The dresser was the hardest. Dad tried for the first time six months after the choir sang Amazing Grace for my 39-year-old mother with a green thumb and a blown aneurysm behind her green eyes. He opened the bottom drawer where her turtlenecks lay like outdated eggs. But instead of putting them in the Goodwill box, he slammed the drawer shut with his pitching arm and then gave it a good kick with his steel-toed boot. He went out to his engine repair shop, silenced. At supper he finally spoke: guess there’s no hurry. But he was lying. The sooner he cleaned out Mom’s dresser, the sooner he would clean out Mom’s dresser. It seemed so simple, and so complicated, to me, a 14-year-old boy, their only son, only kid.
A couple of months later, he fortified himself--by fasting. He liked to feel hungry, close to the bone, an attempt to get closer to what he was feeling. Other people (mostly Catholics), thought calories cured sadness. He went at the dresser project the second time on a Sunday, when Pete’s Repair was closed and he had nothing on his mind but Mom.

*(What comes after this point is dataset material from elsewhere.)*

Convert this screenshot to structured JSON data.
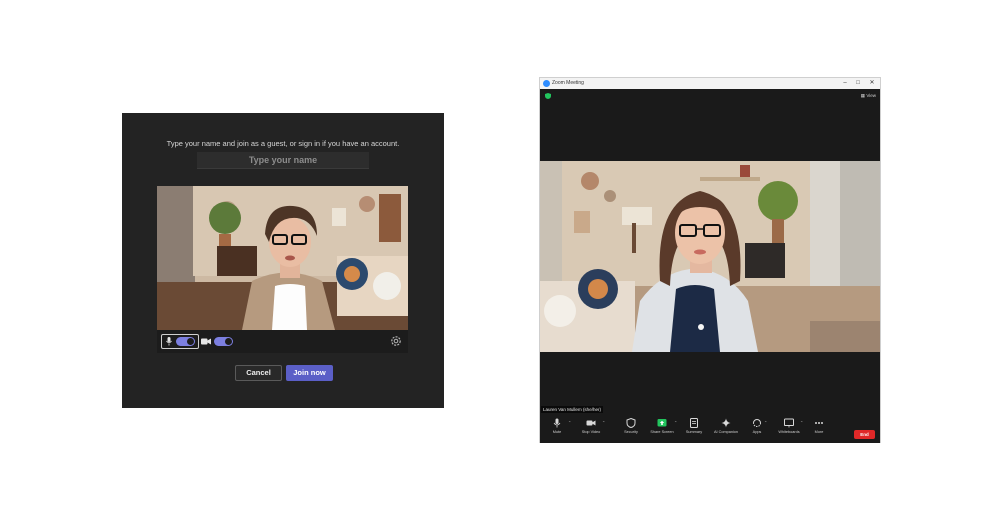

He approached the job with all the heft of a man with a sledgehammer taking down a cement silo. Lift, whack, slap. Chisel away at the silo until it tipped and then run like hell before it crashed. Now, in one fell motion, he slapped everything from the bottom drawer into the big cardboard box destined for those less fortunate. Lift, whack, slap. The middle drawer of sweaters was taken out. Besides, there was no daughter to keep this stuff for, and the idea of granddaughter never entered his mind. Or mine.
By now Dad had made it to the top and final drawer; he was on a roll. He opened that drawer and padded, push-up mounds of flesh looked up at him. Or so it must have seemed to stare at Mom’s bras, ready to prance and dance, posed as they were next to neatly folded rows of slips and panties. All the colors of the rainbow were in there, I swear. I mean, I had never looked in there before. Why would I? What once was hush-hush and personal now, to me, felt gruesome and creepy, especially since I had never seen my mother naked or even half-naked. She was very private and very pretty. But I sensed what fun she might have had selecting her secret things. All that finery--was that what they called it? Oh, lingerie, that’s what it was, lingerie: panties and dainties, slips and strapless, clinging and lingering, slinking, longing for sunshine or moonbeams, all that energy storied beneath sweaters or slacks or skirts, waiting. Just waiting.
Dad was in a trance staring at that top drawer. I saw a lifetime of love pass over his face like a front moving in: the pressure drops, and then, bam, the thunderstorm. My father stood there, bracing himself with two hands on the open drawer, blubbering.
“Men don’t cry,” he said.
“Right,” I said.
“They can’t,” he said. He studied drawer’s dovetail corner. “It’s not right.”
“Or something,” I chimed in, feeling any minute lightning would strike my chest. Count the number of seconds between the lightning and the thunder and you know how far away the storm is.
“Women do the crying,” Dad said. I nodded and began to count. By now his face was red and wide as a ripe tomato, splitting seeds and phlegm into the drawer. When he finally turned on the waterworks, I knew it was for both of them, for all three of us. Normally, I would have pitched in, but someone had to be the man. And I was, for the next fifteen minutes until Dad turned off the spigot faster than he had turned it on. He looked at the Goodwill box, took on a farmer blue handkerchief, and blew his nose, hard. Then, without a word, he criss-crossed the flaps of the big box into a kind of square knot.
I don’t know how long that top drawer kept its fullness. Maybe he never threw any of it out. I never saw him rummage in there again and I never looked. Maybe he put the top drawer’s contents up in the garage, in the rafters, along with Mom’s Raleigh Retroglide Seven-AL bicycle. It was a three-speed with hand brakes and white-walled balloon tires. Last time I went home, the bicycle was still hanging upside down, same place all these decades. I remembered how she rode that bike while I rode my Schwinn. We used to take the country roads like we had wings. Least that’s how I remember it because my brain laid down genuine, copper-wire connections about those rides. And then there were other things that were there, that once were so close, that have frayed. I guess that’s why you can spend the rest of your life pulling wire, remodeling and upgrading, and wondering, quite frankly, how the hell all of it happened.